Not-for-Profit FASB Update The FASB currently has two ongoing projects that could impact not-for-profit financial statements. The first is a standard-setting project that is looking at the not-for-profit financial reporting model. The overall consensus of the FASB is that this model is in need of “refreshing;” however, a major overhaul is not needed. Rather the FASB is focusing on three specific aspects of the reporting model: 1. Net asset classification and presentation of an organization’s liquidity Questions that the FASB is considering include: Can the current three classes of net assets based on donor-imposed restrictions be improved? Are they still relevant and useful? Are there opportunities for re-definition or re-grouping to make the statements more understandable to financial statement users?

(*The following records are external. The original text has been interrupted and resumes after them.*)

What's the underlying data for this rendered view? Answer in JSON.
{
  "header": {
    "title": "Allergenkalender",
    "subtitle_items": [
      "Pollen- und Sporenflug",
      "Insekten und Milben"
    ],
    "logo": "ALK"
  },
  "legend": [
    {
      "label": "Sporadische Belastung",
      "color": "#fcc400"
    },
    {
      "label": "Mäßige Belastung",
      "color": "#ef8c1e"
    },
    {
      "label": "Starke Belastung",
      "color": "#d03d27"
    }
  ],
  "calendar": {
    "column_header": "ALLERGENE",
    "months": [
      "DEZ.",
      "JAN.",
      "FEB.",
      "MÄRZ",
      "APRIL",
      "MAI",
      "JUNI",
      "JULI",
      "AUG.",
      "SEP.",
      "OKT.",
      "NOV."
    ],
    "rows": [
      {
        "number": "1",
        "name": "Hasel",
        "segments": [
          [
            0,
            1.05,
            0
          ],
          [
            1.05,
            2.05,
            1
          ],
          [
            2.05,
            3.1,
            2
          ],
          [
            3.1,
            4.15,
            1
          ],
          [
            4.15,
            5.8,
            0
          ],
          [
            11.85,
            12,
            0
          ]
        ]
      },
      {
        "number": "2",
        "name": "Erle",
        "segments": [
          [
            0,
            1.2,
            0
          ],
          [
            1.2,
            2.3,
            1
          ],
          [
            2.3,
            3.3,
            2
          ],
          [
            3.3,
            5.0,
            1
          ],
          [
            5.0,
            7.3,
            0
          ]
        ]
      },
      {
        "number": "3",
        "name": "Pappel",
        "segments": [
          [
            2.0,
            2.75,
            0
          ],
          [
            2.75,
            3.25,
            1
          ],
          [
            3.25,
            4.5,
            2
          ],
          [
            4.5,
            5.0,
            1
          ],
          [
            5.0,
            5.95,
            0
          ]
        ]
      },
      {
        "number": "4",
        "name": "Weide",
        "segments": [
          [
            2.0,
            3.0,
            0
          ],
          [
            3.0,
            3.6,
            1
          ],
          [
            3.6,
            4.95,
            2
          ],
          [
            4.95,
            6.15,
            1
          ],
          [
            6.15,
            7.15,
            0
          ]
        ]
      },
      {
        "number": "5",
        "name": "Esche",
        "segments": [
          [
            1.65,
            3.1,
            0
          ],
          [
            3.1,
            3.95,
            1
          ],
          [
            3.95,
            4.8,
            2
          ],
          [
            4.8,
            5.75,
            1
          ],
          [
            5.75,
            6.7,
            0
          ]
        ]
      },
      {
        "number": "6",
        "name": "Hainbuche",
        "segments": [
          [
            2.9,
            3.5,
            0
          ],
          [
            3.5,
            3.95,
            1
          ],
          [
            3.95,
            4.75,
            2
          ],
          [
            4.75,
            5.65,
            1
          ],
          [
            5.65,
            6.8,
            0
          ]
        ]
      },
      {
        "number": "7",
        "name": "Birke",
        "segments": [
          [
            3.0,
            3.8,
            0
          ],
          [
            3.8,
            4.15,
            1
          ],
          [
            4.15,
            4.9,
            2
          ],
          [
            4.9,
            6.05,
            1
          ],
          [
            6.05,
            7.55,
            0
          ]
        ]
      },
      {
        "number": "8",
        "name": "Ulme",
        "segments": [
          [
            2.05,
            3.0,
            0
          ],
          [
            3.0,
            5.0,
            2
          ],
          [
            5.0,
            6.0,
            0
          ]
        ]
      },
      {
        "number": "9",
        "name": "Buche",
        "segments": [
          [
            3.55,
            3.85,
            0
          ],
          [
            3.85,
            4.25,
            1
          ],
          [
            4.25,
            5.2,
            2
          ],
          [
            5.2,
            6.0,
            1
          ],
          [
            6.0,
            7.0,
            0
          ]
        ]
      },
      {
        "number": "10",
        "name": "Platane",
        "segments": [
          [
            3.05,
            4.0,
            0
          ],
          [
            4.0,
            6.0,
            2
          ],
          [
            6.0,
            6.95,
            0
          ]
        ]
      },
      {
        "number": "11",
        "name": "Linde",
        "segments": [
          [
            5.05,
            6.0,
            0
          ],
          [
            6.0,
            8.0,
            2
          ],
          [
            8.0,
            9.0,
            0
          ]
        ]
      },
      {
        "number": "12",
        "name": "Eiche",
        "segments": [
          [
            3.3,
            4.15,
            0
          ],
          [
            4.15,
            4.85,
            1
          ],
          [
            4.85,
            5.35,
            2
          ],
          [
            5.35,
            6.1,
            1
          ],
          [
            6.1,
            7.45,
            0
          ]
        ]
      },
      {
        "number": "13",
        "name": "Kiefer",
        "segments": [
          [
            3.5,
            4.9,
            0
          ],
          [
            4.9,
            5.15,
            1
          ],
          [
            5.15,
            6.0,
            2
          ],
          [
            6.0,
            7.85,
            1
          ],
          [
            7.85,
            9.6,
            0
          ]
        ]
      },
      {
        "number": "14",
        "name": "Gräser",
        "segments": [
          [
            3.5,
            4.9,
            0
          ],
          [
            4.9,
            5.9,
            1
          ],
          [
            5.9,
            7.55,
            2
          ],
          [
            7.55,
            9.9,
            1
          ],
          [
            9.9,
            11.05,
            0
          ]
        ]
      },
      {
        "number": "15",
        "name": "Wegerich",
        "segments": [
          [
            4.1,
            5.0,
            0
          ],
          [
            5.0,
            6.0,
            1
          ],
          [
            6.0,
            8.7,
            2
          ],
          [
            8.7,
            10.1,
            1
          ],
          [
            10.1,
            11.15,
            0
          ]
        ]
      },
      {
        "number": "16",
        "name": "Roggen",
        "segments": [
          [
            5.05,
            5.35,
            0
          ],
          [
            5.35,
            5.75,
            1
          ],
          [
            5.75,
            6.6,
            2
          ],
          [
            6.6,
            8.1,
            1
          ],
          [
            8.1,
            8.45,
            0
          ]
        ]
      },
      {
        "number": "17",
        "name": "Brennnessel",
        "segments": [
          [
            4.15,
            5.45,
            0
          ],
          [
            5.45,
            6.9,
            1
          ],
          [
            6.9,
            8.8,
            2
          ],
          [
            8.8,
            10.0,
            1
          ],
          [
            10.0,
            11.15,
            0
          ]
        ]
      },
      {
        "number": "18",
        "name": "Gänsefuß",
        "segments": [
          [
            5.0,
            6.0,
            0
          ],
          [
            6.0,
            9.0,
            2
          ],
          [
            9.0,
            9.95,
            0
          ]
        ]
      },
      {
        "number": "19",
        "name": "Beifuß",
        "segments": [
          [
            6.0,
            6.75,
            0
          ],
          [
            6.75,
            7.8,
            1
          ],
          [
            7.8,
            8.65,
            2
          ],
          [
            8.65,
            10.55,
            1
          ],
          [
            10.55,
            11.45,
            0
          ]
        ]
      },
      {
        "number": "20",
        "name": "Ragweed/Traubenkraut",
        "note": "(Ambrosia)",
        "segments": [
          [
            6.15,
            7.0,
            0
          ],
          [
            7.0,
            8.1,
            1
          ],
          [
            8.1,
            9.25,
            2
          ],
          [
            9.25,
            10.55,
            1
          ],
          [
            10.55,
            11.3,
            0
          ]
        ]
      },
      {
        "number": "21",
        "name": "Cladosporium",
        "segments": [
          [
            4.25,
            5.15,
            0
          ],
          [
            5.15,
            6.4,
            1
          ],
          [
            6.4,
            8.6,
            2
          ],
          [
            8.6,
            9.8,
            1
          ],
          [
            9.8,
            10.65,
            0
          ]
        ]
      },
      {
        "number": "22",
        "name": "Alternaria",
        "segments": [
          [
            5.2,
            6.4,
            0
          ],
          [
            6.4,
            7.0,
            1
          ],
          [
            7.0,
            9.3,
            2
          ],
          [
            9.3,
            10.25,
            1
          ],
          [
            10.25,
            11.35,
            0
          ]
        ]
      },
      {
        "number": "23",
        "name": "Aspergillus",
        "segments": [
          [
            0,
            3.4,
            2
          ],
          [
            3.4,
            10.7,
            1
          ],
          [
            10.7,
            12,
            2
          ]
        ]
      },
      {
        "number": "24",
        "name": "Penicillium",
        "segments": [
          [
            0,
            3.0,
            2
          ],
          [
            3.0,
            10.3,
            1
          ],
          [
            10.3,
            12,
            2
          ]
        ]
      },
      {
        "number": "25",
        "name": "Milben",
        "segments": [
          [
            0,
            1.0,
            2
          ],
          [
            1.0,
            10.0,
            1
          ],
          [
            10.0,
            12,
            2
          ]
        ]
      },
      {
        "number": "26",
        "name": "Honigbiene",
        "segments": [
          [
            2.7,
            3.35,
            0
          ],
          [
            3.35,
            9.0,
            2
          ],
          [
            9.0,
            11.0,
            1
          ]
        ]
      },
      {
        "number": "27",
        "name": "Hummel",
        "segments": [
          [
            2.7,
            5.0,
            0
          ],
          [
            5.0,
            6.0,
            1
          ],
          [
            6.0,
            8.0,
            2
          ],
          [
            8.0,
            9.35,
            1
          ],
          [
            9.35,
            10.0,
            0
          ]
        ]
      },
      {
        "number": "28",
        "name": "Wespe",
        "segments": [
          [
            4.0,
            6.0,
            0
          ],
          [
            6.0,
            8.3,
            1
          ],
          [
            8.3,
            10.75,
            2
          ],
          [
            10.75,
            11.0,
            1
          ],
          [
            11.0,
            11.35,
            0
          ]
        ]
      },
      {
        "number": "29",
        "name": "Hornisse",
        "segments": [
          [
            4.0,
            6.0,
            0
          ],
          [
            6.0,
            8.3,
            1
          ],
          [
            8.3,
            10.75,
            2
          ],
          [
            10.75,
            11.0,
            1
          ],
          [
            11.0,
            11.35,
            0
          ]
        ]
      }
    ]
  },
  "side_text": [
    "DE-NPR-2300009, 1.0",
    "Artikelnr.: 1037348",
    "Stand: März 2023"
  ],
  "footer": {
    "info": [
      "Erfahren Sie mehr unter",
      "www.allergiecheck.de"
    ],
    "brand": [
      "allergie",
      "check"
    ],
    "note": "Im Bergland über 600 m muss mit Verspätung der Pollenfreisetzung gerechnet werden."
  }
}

Acknowledging that is difficult to assess an organization’s liquidity using the current presentation, is there a better way to show liquidity and financial flexibility? 2. Reporting of financial performance The FASB is evaluating how the statement of activities and cash flows could be improved to better convey the financial performance of the organization. On the statement of activities, should an intermediate measure of operations be required? Could a model be developed that could be used for all not-for-profits? Should the statement of functional expenses be required for all organizations except those that receive only a minimal amount of contributions? Should the direct method be required for the statement of cash flows or should the statement just focus on operating/ unrestricted activity? 3. Streamlining and improving not-for-profit specific disclosures This is part of a larger FASB project

designed to reduce disclosure overload while making disclosures more relevant, comparable and effective. The final standard is expected to be issued in the second half of 2014. The second project is a research project exploring best practices for enhancing financial communications. FASB is considering suggesting the inclusion of some form of management commentary, which would accompany the financial statements and provide an explanation for the financial information presented. The FASB is still considering whether this would be required or just encouraged as well as how this would apply to the various types and sizes of not-for-profit organizations. A broad framework with lots of flexibility may be needed to ensure this is meaningful, but not burdensome, especially for small organizations. A decision on whether this research project will move to the next level and become a standard-setting project is expected in mid- 2013. In addition to the not-for-profit specific projects noted above, the FASB also has numerous other standards which are in various stages of adoption and implementation. One that has not received a lot of press in not-for-profit circles is the standard related to revenue recognition. As donations are specifically excluded from the project, it was presumed to have little impact on not-for-profits. However, under this standard, bad debts would be reflected as contra-revenue, not as an expense. Since bad debts are often reported as management and general (M&G) expenses, this change could impact certain key ratios for not-for-profit organizations such as M&G expenses as a percentage of total expenses; resulting in a higher program percentage and a lower overhead percentage. The final revenue recognition standard is expected in the second quarter of 2013 with implementation effective in 2015 or 2016.